Мне было года четыре. Не желая подчиниться какому-то требованию, я бросилась на пол и отбивалась кулачками и ножками от Елизаветы Васильевны и матери, желавших унести меня в другую комнату и оставить там в одиночестве. Помню, как я сильно ударила мать каблуком по руке, как был призван на помощь отец и как я оказалась, наконец, в изоляции. И вот, дав своим нервам исход в громком реве, я успокоилась и, вспомнив свою вину перед матерью, почувствовала, что я в долгу перед ней. Так этот долг и остался на мне: меня ничем не наказали. Я и тогда подумала, если бы меня наказали, я бы уже не чувствовала так сильно своей вины.

Вот это чувство я и выражаю словом «квиты». А сколько других наказанных детей чувствуют себя обиженными, т.е., по их ощущению, взрослые больше виноваты перед ними, чем они перед взрослыми. Ведь надо быть столь духовно близким к Царствию Божию, как разбойник, чтобы сказать, как он: «Мы получаем достойное по делам нашим» (не эти ли слова разбойника вызвали благой ответ Христа?).
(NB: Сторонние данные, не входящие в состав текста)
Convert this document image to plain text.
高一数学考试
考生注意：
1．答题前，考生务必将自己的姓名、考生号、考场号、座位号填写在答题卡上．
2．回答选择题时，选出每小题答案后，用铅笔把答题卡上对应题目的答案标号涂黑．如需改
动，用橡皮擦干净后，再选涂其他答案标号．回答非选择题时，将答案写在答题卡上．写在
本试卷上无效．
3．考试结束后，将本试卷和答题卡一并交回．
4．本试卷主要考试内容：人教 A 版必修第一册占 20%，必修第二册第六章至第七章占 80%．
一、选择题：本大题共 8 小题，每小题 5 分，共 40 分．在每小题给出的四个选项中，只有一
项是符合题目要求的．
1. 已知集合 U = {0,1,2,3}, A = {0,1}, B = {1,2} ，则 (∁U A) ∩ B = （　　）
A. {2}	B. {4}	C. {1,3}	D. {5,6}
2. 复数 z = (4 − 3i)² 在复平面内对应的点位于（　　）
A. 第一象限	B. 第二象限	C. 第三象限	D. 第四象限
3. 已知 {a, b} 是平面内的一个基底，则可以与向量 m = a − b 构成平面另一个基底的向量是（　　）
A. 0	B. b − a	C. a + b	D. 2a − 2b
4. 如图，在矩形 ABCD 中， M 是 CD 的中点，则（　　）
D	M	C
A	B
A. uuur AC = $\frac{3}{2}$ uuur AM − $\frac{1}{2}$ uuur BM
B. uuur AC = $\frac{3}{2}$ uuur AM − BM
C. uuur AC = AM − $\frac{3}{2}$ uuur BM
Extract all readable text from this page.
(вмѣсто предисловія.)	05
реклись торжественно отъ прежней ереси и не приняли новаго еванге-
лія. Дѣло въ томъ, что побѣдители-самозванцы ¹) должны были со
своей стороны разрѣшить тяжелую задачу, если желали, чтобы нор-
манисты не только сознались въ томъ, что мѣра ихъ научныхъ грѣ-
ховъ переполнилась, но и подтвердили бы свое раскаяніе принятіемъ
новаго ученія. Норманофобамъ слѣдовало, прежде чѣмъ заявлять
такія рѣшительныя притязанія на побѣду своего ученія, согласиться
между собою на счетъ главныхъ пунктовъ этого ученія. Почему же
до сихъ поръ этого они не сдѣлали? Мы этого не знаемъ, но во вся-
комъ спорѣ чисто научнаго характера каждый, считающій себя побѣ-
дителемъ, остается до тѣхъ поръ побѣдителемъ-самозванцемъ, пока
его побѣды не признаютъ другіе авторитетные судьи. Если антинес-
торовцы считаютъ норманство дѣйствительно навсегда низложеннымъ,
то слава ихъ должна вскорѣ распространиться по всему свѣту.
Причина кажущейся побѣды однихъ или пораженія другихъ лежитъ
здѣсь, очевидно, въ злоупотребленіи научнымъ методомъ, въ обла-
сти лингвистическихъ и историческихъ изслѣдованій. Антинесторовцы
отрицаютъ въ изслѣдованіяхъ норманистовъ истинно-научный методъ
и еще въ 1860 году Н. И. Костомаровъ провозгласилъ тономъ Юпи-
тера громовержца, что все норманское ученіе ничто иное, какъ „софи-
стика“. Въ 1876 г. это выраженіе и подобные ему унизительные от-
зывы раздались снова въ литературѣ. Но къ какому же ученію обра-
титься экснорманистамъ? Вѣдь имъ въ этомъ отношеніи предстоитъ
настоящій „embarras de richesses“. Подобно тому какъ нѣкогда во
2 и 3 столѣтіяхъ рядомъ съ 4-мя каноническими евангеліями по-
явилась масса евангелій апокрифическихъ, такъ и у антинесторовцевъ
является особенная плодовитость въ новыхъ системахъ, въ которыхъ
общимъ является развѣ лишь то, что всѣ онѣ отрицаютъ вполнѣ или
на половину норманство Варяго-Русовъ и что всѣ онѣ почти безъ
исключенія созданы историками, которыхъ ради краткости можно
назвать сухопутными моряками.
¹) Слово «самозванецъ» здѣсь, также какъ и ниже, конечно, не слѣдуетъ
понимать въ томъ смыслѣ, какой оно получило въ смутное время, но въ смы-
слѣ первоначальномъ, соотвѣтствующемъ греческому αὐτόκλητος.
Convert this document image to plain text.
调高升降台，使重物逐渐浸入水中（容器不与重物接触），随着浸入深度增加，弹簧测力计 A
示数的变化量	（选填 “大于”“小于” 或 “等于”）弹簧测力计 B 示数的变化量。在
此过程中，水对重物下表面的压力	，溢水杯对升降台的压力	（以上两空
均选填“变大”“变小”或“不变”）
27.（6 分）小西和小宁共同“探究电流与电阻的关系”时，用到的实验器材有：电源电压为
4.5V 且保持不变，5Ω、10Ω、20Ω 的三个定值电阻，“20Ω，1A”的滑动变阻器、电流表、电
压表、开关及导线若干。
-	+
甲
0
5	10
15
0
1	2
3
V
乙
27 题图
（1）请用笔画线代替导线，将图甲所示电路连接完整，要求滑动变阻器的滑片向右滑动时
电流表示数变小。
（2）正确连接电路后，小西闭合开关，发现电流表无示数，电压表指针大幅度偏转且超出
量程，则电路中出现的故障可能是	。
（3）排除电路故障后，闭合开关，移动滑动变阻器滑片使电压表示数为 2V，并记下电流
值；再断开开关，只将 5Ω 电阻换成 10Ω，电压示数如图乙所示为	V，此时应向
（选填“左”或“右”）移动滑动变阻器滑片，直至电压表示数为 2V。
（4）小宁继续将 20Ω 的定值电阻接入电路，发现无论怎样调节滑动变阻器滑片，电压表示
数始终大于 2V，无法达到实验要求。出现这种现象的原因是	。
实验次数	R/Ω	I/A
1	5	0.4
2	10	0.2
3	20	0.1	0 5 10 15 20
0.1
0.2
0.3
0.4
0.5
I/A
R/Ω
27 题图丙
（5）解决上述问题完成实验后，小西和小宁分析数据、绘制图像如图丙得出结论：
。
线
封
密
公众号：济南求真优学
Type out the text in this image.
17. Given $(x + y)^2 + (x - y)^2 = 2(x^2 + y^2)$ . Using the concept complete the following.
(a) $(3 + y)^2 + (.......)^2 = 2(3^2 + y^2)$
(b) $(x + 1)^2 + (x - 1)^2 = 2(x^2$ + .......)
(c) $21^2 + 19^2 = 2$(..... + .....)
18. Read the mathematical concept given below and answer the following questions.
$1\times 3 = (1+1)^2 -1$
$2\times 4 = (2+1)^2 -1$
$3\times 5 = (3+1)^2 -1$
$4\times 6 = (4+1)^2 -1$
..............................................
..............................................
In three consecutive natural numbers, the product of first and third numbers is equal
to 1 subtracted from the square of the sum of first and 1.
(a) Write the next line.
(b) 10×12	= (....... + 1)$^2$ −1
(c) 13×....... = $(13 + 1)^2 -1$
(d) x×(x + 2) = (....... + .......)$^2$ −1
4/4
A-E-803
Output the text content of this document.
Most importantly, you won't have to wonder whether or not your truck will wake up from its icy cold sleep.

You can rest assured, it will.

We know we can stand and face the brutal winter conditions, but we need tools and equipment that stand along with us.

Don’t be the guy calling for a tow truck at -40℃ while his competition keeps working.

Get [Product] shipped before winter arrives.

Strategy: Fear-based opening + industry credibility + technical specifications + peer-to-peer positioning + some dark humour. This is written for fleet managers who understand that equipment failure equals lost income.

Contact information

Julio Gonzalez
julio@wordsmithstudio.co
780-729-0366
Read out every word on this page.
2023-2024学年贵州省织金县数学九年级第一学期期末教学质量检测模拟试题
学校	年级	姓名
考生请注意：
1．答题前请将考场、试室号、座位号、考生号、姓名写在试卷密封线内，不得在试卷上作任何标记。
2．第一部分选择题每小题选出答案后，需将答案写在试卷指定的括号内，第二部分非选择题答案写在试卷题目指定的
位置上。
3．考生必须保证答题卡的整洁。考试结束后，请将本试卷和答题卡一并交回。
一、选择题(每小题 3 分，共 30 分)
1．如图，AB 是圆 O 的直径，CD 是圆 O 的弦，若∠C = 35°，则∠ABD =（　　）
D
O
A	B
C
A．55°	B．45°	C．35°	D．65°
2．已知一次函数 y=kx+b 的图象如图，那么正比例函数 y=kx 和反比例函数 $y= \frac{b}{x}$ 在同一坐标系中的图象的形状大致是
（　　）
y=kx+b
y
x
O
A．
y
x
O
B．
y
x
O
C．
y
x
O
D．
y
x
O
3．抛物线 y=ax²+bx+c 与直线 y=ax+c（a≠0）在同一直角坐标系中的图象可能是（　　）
Помню и другой случай. Мне 10 лет. Мы приехали летом на берег моря. С нами – француженка, чтобы научить нас французскому языку. Ее постоянное присутствие тяготит и меня, и восьмилетнюю Анну. И вот мы с ней прячемся в кусты (взяв с собой те чулки, которые мы должны были штопать, – это чтобы потом оправдаться, что мы, дескать, были умницы, работали). Сидим и не отзываемся на зов. Море было у самой дачи. Нас ищут и, нигде не видя, успевают подумать, не утонули ли мы; но натыкаются на нас в кустах. Нас не наказывают, а бранят, указывая, какое мы доставили родителям волнение. И вот опять я осталась в долгу и долго не могла себе простить, как это я не подумала об этом. А если бы наказали, разве я не думала бы, что это несправедливо взыскивать за то, что я сделала нечаянно; ведь я просто не подумала, что мать может испугаться.

Пример такого воспитания без наказаний я на своем веку видела в двух случаях: в семье моей сестры Ольги Куломзиной (с сыном которой я живу теперь), которая, овдовев, осталась с пятью детьми; она их никогда не наказывала, и они слушались ее беспрекословно; и в семье ее дочери, Лиленьки Ребиндер, у которой сейчас девять человек детей, которых она держит в полном подчинении без всякого наказания. Честь и слава им!

Закончу этим мои главы о дедах и родителях. Многое еще хотелось бы сказать о матери, но, может быть, ее портрет дополнится сам по себе по мере повествования о жизни всей нашей семьи.

6. Жизнь в деревне

Как я уже говорила, первыми преподавателями были у нас отец и мать. С матерью читали мы и рассказы из Ветхого Завета, читали и Евангелие, в котором налево был славянский текст, направо – русский (я уже упоминала, что мы с сестрой Алиной учились всему вместе), одна из нас читала текст по-русски, другая сейчас же тот же текст по-славянски. Так мы незаметно познакомились с церковнославянским языком. Когда к нам в деревню приехала бабушка, которая по старости и хворости не могла ходить в церковь в село, дядя мой (брат матери) помог моему отцу пристроить к дому домовую церковь. Помню, как отец лично работал над иконостасом, прикладывая трафарет и наводя таким образом орнамент (иконы были присланы дядей). По воскресениям приезжал батюшка; иногда служил полную обеден, иногда так называемую обедницу (обедница – чин богослужения, сокращенная литургия). Один и тот же священник не может служить двух обедней в один и тот же день, но может служить обедню и обедницу. За обедницей не было причастия. Изредка удавалось заполучить из города (поход, в 13 верстах) запасного священника, и тогда служилась полная обедня. Так вот нам, старшим двум девочкам, мать давала молитвенник, по которому мы следили и за возгласами и за хором.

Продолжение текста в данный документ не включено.